Приодевшись в свой обычный выходной костюм, Пружинкин отправился, наконец, в город. Злобинский одноэтажный деревянный дом стоял на углу Консисторской улицы и Московского переулка, на самом бойком месте. Большим садом он точно срастался с двухэтажным каменным домом Сажина, который выходил фронтом в Гаврушковскую улицу. Пружинкину больше нравился злобинский дом, выстроенный по-старинному — с мезонином, пристройками, сенями, переходами и разными потаенными каморками. Днем он так приветливо смотрел на улицу своими небольшими окнами с тюлевыми занавесками, а на ночь все окна затворялись на ставни тяжелыми железными болтами. Нынче таких хороших домов не строят, чтобы каждый гвоздь сидел барином, а прочные бревна «не знали веку». Перед домом были деревянные тротуары; посыпанный желтым песочком двор всегда держался «под метелку», а приветливые крылечки точно манили прохожих завернуть в старое крепкое гнездо, полное до краев тем туго сколоченным довольством, которому нет износу. Пружинкин любил по пути, даже без всякого дела, завернуть сюда, испытывая безотчетное удовольствие. Когда еще был жив сам старик Злобин, он часто бывал в этом доме по своим бесконечным делам, а теперь ходил к Марфе Петровне, нагружавшей его самыми разнообразными поручениями.

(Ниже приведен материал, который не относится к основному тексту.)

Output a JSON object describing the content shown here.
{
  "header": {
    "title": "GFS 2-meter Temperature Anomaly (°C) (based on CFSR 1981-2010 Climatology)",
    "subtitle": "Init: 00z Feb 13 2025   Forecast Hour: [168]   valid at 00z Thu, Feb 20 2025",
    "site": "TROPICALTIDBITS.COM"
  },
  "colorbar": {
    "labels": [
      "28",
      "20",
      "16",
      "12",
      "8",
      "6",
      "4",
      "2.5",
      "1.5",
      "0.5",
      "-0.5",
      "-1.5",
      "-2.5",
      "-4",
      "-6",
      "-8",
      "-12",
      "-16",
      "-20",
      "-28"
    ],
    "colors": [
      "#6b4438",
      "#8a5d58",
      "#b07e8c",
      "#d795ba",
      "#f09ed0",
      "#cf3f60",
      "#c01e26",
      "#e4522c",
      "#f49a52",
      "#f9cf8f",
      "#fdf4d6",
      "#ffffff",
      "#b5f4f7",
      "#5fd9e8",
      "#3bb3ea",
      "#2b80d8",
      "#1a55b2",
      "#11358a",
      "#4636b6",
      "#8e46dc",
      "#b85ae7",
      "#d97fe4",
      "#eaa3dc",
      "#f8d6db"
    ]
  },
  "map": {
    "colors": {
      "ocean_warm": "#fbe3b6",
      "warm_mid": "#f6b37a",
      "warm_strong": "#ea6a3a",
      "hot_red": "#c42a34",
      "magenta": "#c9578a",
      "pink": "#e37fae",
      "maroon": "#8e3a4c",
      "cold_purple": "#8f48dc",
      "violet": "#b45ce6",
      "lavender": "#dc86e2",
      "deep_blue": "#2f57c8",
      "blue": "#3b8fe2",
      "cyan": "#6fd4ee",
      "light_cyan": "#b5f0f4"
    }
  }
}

На этот раз Пружинкин шел в злобинский дом с особенным удовольствием, точно он сделался ему родным, — ведь и в этом раскольничьем гнезде бьется теперь та же мысль, которая ему, мещанину Пружинкину, не дает спать. День выдался светлый, солнечный, с тем особенным крепким холодком, какой бывает в начале октября. Сентябрьская грязь смерзлась, и экипажи бойко катились по гладкому накату. В богатых домах везде уже были вставлены зимние рамы, а в голых ветвях берез стаями перелетали дрозды-рябинники. Даже Черный рынок и тот точно повеселел, скованный первыми заморозками. На пути из Теребиловки Пружинкин встретил много знакомых и очень галантно раскланивался, приподнимая свой стеганый картуз с большим козырем: ехал куда-то протодьякон на своей рыжей лошадке, потом попался секретарь канцелярии губернатора, два писца из судебной палаты, несколько прасолов и т. д. На каменном мосту, горбившемся через реку Наземку неуклюжей и тяжелой аркой, встретилась Анна Ивановна. Она ехала в осенней шубейке, опушенной серым барашком, и в такой же барашковой шапочке.

— Мама дома, — крикнула девушка, наклоняясь с дрожек. — Заходите к нам, Егор Андреич. У меня есть дело к вам…

— Преотлично, Анна Ивановна-Экипаж с треском повернул на Черный рынок, а Пружинкин через десять минут входил уже на широкий двор злобинского дома, раздумывая, какое такое дело могло быть у Анны Ивановны. Обогнув «паратнее», Пружинкин направился к знакомому заднему крылечку, где был ход к «самой». Дорогу ему пересекла горничная Агаша, краснощекая и глазастая девушка, летевшая через двор в одном платье, с каким-то необыкновенно экстренным поручением. В полутемной и низенькой передней, где целая стена была увешана верхним носильным платьем, Пружинкин разделся со своей обычной степенностью и поставил сучковатую палку на свое место в уголок. Здесь уже начинался тот характерный запах, который стоял в злобинском доме испокон веку: пахло мятой, мускусом, ладаном и старомодными цветами, вроде гераней, жасмина и мускуса. Горничная успела уже вернуться и пронеслась мимо Пружинкина, как ветер, чтобы оповестить «самое».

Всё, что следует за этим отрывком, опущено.